Fluid therapy in the emergency department: an expert practice review
Harris T, Coats TJ, Elwan MH Fluid therapy in the emergency department: an expert practice review Emerg Med J 2018;35:511–515.
Comment:
Take homes: Not sure anything too new here – read the article, it’s free
- Crystalloid > colloid
- Balanced (Hartmann, PlasmaLyte) may be > unbalanced (0.9% NaCl)
- Don’t assume ED patient same as ICU patient – i.e. don’t apply same guidelines – this goes for patients in Rural NZ!

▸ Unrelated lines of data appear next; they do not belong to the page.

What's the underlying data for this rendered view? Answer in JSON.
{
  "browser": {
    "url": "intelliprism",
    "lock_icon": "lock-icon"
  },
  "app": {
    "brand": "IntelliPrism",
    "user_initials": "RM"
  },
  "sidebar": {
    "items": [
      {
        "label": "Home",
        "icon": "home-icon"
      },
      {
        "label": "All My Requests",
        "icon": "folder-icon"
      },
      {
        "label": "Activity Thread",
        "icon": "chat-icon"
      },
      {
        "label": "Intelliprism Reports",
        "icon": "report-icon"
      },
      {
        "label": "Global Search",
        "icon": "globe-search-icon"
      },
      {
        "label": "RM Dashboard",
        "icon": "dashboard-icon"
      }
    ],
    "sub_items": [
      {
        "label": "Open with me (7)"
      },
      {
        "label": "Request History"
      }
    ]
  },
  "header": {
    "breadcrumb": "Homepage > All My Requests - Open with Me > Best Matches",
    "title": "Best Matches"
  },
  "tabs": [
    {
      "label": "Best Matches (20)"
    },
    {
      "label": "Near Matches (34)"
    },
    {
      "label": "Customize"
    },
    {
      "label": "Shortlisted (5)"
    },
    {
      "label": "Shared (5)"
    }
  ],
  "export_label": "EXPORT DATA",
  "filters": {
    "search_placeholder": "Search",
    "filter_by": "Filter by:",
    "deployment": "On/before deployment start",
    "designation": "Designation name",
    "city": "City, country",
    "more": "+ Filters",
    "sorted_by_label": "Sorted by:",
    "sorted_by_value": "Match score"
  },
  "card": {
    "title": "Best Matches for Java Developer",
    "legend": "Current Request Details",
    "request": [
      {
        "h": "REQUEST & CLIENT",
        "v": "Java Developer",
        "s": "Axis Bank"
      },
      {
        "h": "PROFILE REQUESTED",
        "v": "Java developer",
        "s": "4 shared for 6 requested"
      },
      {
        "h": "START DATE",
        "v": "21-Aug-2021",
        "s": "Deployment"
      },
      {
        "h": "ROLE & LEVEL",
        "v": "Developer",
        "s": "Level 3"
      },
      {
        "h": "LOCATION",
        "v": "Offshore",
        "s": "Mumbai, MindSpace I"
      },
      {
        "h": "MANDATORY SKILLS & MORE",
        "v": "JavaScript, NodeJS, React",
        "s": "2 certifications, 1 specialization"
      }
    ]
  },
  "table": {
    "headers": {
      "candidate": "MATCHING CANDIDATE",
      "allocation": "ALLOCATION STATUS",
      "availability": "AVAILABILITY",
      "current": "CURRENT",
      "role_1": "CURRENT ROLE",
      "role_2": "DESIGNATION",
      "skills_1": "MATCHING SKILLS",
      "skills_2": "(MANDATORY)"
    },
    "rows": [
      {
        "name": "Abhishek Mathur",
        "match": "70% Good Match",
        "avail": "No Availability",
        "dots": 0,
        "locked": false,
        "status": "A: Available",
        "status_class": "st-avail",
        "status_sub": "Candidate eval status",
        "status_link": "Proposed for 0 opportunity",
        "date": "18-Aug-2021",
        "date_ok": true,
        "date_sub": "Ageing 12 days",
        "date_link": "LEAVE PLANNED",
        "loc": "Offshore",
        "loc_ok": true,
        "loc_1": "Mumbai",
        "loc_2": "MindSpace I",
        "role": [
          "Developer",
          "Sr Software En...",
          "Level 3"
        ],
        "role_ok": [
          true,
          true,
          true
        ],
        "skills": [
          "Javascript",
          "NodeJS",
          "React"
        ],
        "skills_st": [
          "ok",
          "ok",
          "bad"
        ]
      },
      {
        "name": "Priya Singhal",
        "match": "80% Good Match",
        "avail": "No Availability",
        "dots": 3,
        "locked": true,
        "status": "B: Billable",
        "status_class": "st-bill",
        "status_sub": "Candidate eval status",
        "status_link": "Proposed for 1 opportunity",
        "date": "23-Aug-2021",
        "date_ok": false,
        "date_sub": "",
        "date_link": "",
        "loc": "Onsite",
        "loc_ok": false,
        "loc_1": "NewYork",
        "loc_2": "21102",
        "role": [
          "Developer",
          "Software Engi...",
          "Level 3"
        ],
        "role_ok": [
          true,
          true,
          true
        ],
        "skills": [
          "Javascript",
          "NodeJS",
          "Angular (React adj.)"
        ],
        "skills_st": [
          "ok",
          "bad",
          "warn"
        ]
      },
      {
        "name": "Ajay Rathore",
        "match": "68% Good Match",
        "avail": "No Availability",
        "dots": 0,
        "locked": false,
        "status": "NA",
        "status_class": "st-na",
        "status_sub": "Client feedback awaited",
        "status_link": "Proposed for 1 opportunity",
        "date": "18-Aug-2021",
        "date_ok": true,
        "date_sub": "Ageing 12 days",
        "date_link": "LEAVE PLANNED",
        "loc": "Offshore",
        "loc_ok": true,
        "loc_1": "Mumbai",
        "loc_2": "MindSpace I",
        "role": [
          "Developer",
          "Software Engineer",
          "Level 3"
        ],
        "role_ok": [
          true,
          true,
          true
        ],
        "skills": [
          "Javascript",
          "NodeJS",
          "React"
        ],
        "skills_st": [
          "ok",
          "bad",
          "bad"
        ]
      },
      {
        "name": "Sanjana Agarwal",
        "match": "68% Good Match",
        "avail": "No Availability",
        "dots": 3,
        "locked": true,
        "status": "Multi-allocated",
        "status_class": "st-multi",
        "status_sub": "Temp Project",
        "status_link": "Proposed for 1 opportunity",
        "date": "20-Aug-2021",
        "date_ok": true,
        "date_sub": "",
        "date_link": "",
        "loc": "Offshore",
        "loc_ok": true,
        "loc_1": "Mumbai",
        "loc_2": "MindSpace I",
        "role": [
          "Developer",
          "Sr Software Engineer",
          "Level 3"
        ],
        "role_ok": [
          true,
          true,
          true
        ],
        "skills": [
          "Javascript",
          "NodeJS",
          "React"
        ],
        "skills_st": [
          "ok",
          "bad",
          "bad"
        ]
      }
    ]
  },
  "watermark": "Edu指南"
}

- Not too much, not too little: guideline driven therapy (e.g. Surviving sepsis) may be detrimental.
- Assessment of fluid status difficult – need some ED / Rural studies
- PO safer than IV
Abstract
Intravenous fluid therapy is one of the most common therapeutic interventions performed in the ED and is a long-established treatment. The potential benefits of fluid therapy were initially described by Dr W B O’Shaughnessy in 1831 and first administered to an elderly woman with cholera by Dr Thomas Latta in 1832, with a marked initial clinical response. However, it was not until the end of the 19th century that medicine had gained understanding of infection risk that practice became safer and that the practice gained acceptance. The majority of fluid research has been performed on patients with critical illness, most commonly sepsis as this accounts for around two-thirds of shocked patients treated in the ED. However, there are few data to guide clinicians on fluid therapy choices in the non-critically unwell, by far our largest patient group. In this paper, we will discuss the best evidence and controversies for fluid therapy in medically ill patients.